Big money for protein study

By Pete Young
Friday, 15 November, 2002

A protein involved in the detection of the most lethal form of DNA damage and which is also linked with a rare genetic disorder has attracted the largest single slice of the NHMRC's latest project funding round for Queensland.

The protein, ATM, sits at the centre of a trio of projects headed by The Queensland Institute of Medical Research Prof Martin Lavin, which have collectively won grants worth $1.45 million, the largest sum allotted in the current round to any Queensland-based principal investigator.

The money will help a team of about 20 researchers probe the mysteries of this very large protein over the next few years.

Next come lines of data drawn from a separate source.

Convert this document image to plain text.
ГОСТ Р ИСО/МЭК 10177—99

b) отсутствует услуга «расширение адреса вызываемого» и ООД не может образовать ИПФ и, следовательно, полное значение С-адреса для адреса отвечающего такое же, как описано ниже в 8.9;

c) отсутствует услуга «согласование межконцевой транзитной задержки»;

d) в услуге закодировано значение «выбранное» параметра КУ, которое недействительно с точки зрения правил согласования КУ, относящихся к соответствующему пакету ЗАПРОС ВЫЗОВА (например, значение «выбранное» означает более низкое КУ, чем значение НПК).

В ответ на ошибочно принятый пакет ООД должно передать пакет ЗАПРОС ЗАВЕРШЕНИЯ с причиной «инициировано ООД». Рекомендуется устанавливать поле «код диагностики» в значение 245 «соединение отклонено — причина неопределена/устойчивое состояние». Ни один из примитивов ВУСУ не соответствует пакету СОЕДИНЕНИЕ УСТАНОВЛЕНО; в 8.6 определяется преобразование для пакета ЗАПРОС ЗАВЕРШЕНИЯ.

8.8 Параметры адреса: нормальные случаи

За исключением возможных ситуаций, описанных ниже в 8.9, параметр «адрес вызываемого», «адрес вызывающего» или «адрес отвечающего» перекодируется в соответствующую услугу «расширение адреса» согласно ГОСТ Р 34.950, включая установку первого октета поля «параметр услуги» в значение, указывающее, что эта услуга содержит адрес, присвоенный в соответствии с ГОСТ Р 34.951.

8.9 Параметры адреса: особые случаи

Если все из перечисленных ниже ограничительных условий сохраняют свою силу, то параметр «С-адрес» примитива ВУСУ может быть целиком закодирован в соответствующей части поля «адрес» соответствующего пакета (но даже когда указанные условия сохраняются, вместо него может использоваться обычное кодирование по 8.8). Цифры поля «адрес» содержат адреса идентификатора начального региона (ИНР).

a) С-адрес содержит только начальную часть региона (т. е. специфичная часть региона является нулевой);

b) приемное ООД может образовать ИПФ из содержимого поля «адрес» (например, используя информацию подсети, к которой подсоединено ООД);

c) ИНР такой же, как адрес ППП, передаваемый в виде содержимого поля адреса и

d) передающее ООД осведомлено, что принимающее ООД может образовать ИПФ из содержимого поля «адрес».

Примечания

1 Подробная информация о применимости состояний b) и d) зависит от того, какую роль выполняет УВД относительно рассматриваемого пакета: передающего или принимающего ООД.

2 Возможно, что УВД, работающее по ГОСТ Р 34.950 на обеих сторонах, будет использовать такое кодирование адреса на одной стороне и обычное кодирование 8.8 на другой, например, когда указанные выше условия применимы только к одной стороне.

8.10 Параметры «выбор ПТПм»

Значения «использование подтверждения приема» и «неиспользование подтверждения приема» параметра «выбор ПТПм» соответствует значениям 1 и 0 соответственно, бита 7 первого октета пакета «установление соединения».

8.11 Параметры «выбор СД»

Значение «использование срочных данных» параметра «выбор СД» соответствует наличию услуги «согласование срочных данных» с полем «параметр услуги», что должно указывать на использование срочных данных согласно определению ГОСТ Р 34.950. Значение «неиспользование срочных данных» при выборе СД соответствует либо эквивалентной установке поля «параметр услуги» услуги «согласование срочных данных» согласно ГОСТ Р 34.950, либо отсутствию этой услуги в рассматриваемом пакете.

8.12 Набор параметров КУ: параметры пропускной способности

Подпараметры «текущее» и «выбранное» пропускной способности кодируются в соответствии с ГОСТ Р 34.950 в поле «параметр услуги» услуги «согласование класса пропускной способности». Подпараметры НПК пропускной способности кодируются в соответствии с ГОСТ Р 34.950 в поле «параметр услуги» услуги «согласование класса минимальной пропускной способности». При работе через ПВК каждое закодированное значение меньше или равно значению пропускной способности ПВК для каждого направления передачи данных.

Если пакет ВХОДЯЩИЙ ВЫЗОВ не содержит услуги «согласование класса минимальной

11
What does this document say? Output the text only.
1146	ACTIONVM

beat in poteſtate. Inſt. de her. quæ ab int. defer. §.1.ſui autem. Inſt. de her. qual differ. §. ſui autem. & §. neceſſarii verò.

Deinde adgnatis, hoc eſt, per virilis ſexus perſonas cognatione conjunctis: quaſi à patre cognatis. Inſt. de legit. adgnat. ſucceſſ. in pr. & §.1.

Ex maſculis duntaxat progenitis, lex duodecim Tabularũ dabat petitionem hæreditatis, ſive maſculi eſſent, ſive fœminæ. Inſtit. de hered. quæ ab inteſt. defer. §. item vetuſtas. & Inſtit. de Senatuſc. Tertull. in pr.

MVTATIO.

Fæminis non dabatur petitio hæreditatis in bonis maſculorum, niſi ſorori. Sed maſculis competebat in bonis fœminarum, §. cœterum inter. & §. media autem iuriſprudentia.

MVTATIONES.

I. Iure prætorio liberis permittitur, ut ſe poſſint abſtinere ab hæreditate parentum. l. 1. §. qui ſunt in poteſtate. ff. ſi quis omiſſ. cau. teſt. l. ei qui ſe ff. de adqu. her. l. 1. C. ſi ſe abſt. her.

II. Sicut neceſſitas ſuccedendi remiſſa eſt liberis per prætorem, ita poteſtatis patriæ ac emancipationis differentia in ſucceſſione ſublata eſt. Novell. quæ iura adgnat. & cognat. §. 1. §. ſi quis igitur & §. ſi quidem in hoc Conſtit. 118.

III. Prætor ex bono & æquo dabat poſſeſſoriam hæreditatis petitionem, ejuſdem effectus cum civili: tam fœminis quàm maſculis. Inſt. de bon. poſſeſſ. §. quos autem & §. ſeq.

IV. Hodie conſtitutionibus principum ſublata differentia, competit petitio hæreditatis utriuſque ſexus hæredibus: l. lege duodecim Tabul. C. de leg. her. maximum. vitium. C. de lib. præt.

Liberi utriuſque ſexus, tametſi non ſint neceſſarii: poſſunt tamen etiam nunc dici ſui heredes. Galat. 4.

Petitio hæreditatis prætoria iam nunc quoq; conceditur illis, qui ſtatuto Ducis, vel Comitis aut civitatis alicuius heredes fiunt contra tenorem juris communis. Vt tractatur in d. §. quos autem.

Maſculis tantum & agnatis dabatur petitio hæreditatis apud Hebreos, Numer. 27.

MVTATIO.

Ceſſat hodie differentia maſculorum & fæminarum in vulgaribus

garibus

The major grant -- of $775,000 -- will fund mouse model-based work on cancer susceptibility studies involving the disorder Ataxia-telangiectasia (A-T). Sufferers of the disorder, which typically leads to an early death by cancer, have a defective ATM gene. The same gene codes for the protein which provides the body with an early warning system for DNA damage. It is particularly sensitive in the detection of double strand breaks, the most lethal form of DNA damage, according to Dr Shaun Scott, who is handling the mouse model work.

The team believes that studying mouse models with defective genes may yield insights into the cancer risk of heterozygotes, he said.

A second grant -- of $435,000 -- will probe the activation mechanism of ATM in response to DNA damage, an area of work that will be overseen by Dr Sergei Kozlov. A third grant -- of $255,000 -- will underwrite research sparked by the discovery that some suspected A-T patients display perfectly normal ATM function.

The team member most involved with that area of the investigation, Dr Nuri Gueven, said cases of suspected A-T patients who display normal ATM were very rare in the general population.

But studying them could uncover yet unknown proteins, in the vicinity of ATM, which are affected in A-T-like disorders, he said.

By working out the mechanisms that ATM employs to identify DNA damage, the team may improve cancer therapies in general.

For example, "if we can identify what the mechanism is, we might be able to interfere with or inhibit the activator," Gueven said.

ATM also has the property of conferring radioresistance and A-T patients with defective genes are extremely radiosensitive. If ATM's mechanisms were better understood they might be applied to make tumour cells more radiosensitive, which could make given dosages of radiotherapy more effective in patients with other forms of cancer.

Although the A-T disorder affects only about one in every 100,000 of the population, research interest in ATM has increased steadily over the past 10 years, in step with recognition of its pivotal role in recognising DNA damage.

During that time, Prof Lavin has emerged as a primary worker in the field.

His success in winning NHMRC grant rounds has been fuelled by an impressive track-record of published articles in prestigious journals. In recent years, those have included Nature Genetics, Proceedings of the National Academy of Sciences USA , Cancer Research</>, and the Journal of Biological Chemistry.